Vatican Radio is reporting on Archbishop Tomasi’s address, which was given on May 27 at the 23rd Session of the Human Rights Council in Geneva, Switzerland.
“The serious violations of the right to freedom of religion in general and the recent continuing discrimination and systematic attacks inflicted on some Christian communities in particular, deeply concern the Holy See and many democratic Governments whose population embrace various religious and cultural traditions,” the Archbishop said.
“Credible research has reached the shocking conclusion that an estimate of more than 100,000 Christians are violently killed because of some relation to their faith every year.”
Those who are not killed are subjected to other brutalities such as forced displacement, the destruction of their places of worship, rape and the abduction of their leaders such as the recent kidnapping of Bishops Yohanna Ibrahim and Boulos Yaziji, in Aleppo (Syria).
“Several of these acts have been perpetrated in parts of the Middle East, Africa and Asia, the fruit of bigotry, intolerance, terrorism and some exclusionary laws,” the Archbishop said.

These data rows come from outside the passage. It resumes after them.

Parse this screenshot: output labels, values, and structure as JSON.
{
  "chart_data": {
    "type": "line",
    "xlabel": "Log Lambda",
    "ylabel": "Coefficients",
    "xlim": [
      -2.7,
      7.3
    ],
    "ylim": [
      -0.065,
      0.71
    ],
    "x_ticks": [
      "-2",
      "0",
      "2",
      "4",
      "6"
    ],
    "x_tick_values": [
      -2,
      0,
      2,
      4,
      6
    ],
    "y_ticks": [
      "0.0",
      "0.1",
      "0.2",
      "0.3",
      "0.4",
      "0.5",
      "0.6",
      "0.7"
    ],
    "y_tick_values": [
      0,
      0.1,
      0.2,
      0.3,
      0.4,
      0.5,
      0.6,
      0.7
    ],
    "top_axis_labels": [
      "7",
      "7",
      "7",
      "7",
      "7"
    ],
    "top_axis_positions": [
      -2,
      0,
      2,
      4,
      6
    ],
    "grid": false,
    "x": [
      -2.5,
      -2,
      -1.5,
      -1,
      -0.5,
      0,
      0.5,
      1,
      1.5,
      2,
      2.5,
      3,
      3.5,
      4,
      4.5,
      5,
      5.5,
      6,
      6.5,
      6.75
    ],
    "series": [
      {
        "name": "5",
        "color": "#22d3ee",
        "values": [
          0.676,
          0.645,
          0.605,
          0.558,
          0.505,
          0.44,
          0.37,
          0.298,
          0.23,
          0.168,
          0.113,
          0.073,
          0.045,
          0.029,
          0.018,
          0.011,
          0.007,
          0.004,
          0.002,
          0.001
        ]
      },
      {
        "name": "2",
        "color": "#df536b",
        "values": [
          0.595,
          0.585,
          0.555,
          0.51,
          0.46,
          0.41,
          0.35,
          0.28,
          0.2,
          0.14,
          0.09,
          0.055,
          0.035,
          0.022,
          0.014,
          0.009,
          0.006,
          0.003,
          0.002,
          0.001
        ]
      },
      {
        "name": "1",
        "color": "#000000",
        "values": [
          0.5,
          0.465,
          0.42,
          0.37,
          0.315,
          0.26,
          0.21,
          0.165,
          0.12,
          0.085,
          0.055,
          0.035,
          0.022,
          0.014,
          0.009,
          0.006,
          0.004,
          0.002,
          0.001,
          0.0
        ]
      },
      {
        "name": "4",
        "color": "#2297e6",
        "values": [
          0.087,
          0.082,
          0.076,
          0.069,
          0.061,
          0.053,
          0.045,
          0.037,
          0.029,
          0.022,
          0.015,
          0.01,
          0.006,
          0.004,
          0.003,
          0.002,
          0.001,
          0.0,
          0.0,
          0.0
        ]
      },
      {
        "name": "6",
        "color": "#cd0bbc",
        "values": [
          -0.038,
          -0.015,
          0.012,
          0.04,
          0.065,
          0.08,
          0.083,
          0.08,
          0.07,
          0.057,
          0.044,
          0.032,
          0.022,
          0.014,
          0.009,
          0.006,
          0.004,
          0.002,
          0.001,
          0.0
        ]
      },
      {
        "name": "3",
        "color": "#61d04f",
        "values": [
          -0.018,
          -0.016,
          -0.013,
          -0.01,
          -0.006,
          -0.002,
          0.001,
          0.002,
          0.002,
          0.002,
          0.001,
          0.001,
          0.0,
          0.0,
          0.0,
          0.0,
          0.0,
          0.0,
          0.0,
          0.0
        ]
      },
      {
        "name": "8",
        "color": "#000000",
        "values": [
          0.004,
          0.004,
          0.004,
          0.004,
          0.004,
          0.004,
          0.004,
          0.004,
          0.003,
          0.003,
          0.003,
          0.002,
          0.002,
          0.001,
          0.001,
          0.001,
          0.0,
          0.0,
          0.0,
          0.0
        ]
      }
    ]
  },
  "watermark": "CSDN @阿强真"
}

“In addition, in some Western countries where historically the Christian presence has been an integral part of society, a trend emerges that tends to marginalize Christianity in public life, ignore historic and social contributions and even restrict the ability of faith communities to carry out social charitable services.”
It is in the best interests of the world to preserve the Christian religion which has always been “at the service of the true good of humanity” without any distinction of religion or race, he said, then launched into a breathtaking list of all the services currently being provided to the world by the Catholic Church.
“In the field of education, it runs 70,544 kindergartens with 6,478,627 pupils; 92,847 primary schools with 31,151,170 pupils; 43,591 secondary schools with 17,793,559 pupils. The Church also educates 2,304,171 high school pupils, and 3,338,455 university students. The Church’s worldwide charity and healthcare centers include: 5,305 hospitals; 18,179 dispensaries; 547 Care Homes for people with Leprosy; 17,223 Homes for the elderly, or the chronically ill or people with a disability; 9,882 orphanages; 11,379 crèches; 15,327 marriage counseling; 34,331 social rehabilitation centers and 9,391 other kinds of charitable institutions. To such data about social action activity, there should be added the assistance services carried out in refugee camps and to internally displaced people and the accompaniment of these uprooted persons. This service certainly doesn’t call for discrimination against Christian.”
He concluded by quoting the wish of Pope Francis made during the 17th Centennial Anniversary of the Edict of Milan, which opened the door to religious freedom, asking that “… civil authorities everywhere respect the right to publicly express one’s faith and to accept without prejudice the contribution that Christianity continues to offer to the culture and society of our time”.